I need to at least get closer to the man, need to make an ID. I know Harm's dead, but after all I'm Diane's twin.


“Excuse me?” Mac walked past the man, hoping to get a good look. The man looked down and smiled. Mac's eyes teared up. It was his smile, all teeth all emotions. The man's smile crumpled and he reached to touch her.

“Are you alright?” He asked, his face a study of emotions. Desire, attraction, concern, sympathy, love…love?

“Yes, you just reminded me of someone I used to know.” Mac smiled. “My name's Sarah.”

“Ethan, Ethan Daniels, nice to meet you, Sarah.” He paused to shake her hand, holding it in his hand. His fingers moved to caress her skin. “What do you, Sarah?”

“I'm a Marine Lawyer.” She said defiantly. She left her hand in his.

“Sounds like an interesting profession.” He moved closer.

“It can be.” She said. “What do you do?”

“I fly jets.” Ethan said with a smile.

“What branch?” Sarah asked, moving closer to him, just a little closer and they would meld together, and never come apart again.

“Not those kind of jets. Leer Jets. I'm a Pilot for Virgin Atlantic.”

“Oh, ever been in the military?” They were breathing the same air, infecting personal spaces.

“I was Air Force for a while.” His face was inches away from hers.

“Sounds like you've had an interesting life.” She could almost feel the softness of his lips he drew even closer

“It was nothing til I met you.” He couldn't do it yet.

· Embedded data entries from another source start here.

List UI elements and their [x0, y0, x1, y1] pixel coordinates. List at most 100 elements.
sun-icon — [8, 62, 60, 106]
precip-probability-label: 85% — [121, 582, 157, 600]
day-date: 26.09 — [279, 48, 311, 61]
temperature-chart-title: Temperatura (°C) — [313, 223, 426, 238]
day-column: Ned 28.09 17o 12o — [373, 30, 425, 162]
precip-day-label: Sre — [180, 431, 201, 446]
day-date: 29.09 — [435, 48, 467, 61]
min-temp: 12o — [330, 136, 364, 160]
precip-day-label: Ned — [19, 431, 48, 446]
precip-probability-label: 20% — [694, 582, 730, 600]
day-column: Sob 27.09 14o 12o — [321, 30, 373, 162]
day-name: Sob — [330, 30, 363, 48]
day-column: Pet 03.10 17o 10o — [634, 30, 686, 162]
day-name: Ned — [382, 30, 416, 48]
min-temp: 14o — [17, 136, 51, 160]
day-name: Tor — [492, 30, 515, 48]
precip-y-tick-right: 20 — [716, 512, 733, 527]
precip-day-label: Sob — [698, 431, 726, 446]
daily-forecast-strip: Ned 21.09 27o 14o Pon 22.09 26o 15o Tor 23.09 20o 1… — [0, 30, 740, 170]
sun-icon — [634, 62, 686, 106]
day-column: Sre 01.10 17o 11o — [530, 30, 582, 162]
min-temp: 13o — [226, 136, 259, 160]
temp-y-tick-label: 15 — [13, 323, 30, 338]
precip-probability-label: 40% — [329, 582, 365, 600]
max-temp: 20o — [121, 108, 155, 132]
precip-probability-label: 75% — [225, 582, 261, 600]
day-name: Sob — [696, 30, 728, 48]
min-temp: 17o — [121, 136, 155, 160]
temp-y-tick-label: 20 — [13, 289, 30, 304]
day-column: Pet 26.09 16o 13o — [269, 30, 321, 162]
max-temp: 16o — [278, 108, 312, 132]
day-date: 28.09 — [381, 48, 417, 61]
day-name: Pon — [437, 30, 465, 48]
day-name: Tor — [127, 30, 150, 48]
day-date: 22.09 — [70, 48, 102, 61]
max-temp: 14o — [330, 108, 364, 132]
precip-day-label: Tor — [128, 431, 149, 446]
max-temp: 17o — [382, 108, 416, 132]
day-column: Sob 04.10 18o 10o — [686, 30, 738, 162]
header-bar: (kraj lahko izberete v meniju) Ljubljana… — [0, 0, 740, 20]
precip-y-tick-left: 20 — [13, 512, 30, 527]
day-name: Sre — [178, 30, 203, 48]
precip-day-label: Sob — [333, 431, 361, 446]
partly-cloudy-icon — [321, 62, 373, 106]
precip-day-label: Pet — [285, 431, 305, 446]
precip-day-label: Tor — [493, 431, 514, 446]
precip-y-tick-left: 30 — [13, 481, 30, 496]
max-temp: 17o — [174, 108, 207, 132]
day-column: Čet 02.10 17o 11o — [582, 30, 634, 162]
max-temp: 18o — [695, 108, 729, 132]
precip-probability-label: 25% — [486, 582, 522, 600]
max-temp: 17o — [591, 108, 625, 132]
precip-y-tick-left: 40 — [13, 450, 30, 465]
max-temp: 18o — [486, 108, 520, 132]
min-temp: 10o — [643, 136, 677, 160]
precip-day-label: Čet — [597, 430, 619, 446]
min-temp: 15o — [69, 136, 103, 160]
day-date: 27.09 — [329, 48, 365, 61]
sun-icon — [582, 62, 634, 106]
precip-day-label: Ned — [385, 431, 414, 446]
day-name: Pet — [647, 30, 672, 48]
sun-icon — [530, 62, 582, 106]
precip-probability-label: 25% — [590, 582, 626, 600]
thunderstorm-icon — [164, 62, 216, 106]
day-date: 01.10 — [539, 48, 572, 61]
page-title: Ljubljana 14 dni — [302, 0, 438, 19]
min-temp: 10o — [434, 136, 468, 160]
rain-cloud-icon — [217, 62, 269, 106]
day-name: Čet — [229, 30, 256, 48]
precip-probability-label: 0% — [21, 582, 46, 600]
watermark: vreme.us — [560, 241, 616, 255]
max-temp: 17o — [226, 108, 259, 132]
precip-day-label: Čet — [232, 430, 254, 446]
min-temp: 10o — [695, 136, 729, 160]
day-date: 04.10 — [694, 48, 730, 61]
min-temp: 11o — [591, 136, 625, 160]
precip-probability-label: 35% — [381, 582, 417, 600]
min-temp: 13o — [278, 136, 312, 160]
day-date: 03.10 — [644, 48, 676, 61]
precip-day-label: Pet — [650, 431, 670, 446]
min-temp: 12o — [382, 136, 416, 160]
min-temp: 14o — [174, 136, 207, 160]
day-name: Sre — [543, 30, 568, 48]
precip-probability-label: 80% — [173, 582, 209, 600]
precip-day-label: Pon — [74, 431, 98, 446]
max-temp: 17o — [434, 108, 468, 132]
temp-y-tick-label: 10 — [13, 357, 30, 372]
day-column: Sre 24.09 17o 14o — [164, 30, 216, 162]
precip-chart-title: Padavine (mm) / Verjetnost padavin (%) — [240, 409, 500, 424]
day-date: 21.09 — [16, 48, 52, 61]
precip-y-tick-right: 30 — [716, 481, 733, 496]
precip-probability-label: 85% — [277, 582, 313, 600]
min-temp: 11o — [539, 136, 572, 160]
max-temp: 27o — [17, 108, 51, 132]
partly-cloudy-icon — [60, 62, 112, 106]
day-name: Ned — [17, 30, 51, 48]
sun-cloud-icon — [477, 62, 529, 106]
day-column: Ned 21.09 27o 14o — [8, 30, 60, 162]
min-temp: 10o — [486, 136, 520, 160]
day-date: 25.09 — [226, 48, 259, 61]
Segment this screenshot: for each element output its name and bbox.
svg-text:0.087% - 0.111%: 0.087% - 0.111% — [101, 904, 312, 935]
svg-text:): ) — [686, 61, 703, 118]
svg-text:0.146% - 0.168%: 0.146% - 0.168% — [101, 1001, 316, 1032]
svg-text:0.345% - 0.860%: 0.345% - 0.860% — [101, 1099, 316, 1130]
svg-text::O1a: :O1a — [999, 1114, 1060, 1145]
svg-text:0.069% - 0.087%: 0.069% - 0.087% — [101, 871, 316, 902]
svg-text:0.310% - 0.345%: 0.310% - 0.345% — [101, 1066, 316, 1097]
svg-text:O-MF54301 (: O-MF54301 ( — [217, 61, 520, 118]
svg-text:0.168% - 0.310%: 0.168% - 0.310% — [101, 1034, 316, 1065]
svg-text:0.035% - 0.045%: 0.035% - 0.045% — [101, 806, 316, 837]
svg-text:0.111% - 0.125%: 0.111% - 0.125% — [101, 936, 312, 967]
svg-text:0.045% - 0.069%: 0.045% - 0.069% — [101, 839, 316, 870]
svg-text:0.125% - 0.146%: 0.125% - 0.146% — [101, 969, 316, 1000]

Couldn't kiss her yet.

“Ethan?”

“Yes?”

“Kiss me.”

“Yes, Ma'am.” It was the same inflection. It was Harm. He was here with her. She pulled back.

“Your not married right? I saw a little girl.”

“My neighbor. I love Children. I want a ton of them.”

“So do I.”

“I've missed you. I've missed you my entire life.” He was close, so close it felt as if the air couldn't move between them.

“You've always had me, fly brain.”

Ethan stopped what he was doing. It was something Diane had called him. No one knew it; it had never been in any letters. “I never really had to say goodbye, Diane, did I?”

“You never did. I was always with you.”

“Never leave.”

“Never.”

The air disappeared between them as the world moved along. Two deaths and reunion. Two rebirths, becoming the people who would share their lives. Diane and Harm, or Sarah and Ethan. They all kissed in the mix, all seeing, and all sharing the emotions that dazzled their eyes. Grief resolved and Love blossomed.